Five years on: Reflections on social change and human rights philanthropy
April 17, 2019 Lori Stanciu

In this blog, Ariadne’s UK Programme Manager Jenny Oppenheimer reflects on how social change and human rights philanthropy has changed over the five years since Ariadne released its first annual Forecast.

The 2019 Ariadne Forecast for European Social Change and Human Rights Funders can be found here.

The annual Ariadne Forecast for European Social Change and Human Rights Funders is now an essential read for many.  Five years after it began its horizon-scanning and as I prepare to say farewell to my Ariadne family, I have been thinking about what the Forecast predictions have revealed about philanthropy in general and about social change and human rights specifically.

Five years ago, populism was already on the rise and ‘closing space’ was becoming a commonplace term.  The impact of the financial crisis was beginning to bite, with much less money around to support ever escalating issues.  Buffeted from all sides, funders were reacting rather than strategising. The survival of civil society was seen through the lens of “helping grantees to make their organisations financially sustainable.”  The bogeyman of Europe was Russia, but forecasters also recognised other possible threats, as this prescient quote indicates: “Right wing extremists have already recognised that they can gain more public support by attacking Muslims than Roma, they will build on this”(Ariadne Forecast, 2015).  However, funders were unprepared for what was to come. The best example of the chasm that existed between perception and the reality that was to follow was, perhaps, this wildcard from the 2015 Forecast which said, “Another terrorist attack in Europe.”

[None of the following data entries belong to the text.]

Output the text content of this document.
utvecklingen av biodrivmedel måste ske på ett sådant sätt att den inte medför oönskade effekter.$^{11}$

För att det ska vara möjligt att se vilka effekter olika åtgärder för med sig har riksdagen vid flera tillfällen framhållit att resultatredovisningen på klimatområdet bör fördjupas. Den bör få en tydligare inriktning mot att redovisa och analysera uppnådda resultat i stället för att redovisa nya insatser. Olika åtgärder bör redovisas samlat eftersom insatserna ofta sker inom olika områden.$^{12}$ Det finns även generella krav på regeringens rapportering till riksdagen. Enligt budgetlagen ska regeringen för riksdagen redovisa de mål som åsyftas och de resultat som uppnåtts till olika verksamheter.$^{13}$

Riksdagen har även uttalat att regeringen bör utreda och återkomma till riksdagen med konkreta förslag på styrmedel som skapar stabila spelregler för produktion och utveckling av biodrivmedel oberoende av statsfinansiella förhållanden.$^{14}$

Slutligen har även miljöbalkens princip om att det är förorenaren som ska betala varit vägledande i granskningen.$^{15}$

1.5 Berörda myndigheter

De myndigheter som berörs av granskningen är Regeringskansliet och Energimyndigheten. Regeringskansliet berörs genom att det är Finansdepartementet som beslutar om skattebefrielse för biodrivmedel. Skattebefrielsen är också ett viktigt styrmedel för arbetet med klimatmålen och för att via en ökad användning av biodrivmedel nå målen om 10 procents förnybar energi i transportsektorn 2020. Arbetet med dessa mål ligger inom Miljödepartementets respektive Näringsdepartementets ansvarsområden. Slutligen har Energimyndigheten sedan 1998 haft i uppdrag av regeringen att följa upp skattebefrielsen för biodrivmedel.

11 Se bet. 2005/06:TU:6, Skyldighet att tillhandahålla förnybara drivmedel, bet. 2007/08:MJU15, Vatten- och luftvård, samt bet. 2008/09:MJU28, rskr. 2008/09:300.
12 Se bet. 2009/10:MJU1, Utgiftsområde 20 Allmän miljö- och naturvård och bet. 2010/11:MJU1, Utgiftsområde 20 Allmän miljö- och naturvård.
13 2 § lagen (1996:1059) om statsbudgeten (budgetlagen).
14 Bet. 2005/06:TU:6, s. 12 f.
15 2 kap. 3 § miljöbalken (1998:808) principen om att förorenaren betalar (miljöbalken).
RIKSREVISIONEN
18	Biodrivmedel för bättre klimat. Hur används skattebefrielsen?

It feels as if there has been a lifetime between then and now and, honestly, the situation out there hasn’t improved a huge amount. Remember during the financial crisis when we talked about Grexit?  Well, now we’re living with Brexit!  This process has been appallingly handled and has fuelled concerns about the democratic process in the UK, while across Europe the far right continues to gain ground and, globally, populism is giving way to the resurgence of fascism. Additionally, gains made on gender issues are coming under increasing threat and climate change has still not made it centre stage.

So, what about donors?  Have they been keeping up?  There seems to be a growing acceptance from donors that they must work together and there is evidence of more partnerships among funders and across sectors.  Siloed working is slowly giving way to collaborative initiatives and a recognition that single-issue responses miss the interconnectedness that is often at play.  As a result, intersectionality as a concept is gaining traction within the philanthropic community.

For me though, what has been significant is the recent discourse emerging around the power imbalance in philanthropy, with initiatives such as participatory grantmaking aiming to shift power from funder to recipient, from North to South, from the national to the community-level.  There are now many more conversations around lack of diversity, power dynamics in philanthropy and the need for meaningful participation – all of which are very positive developments.  However, I can’t help but worry about the lack of diversity of the architects and facilitators of those discussions and about the way the discussions are framed.  More often than not the conversations are about donors’ needs – i.e. how they, the donors, need to get better at understanding their biases and their privilege, and the shifting of the power narrative has mostly been about the education of donors. Rooted in this is a certain amount of paternalistic largesse towards those being supported because, ultimately, the knowledge, benevolence and control are assets that remain exclusively with the donors.  Perhaps our conversation should be more about giving up power or at the very least recognising the inherent ironies and imbalances in the discourse?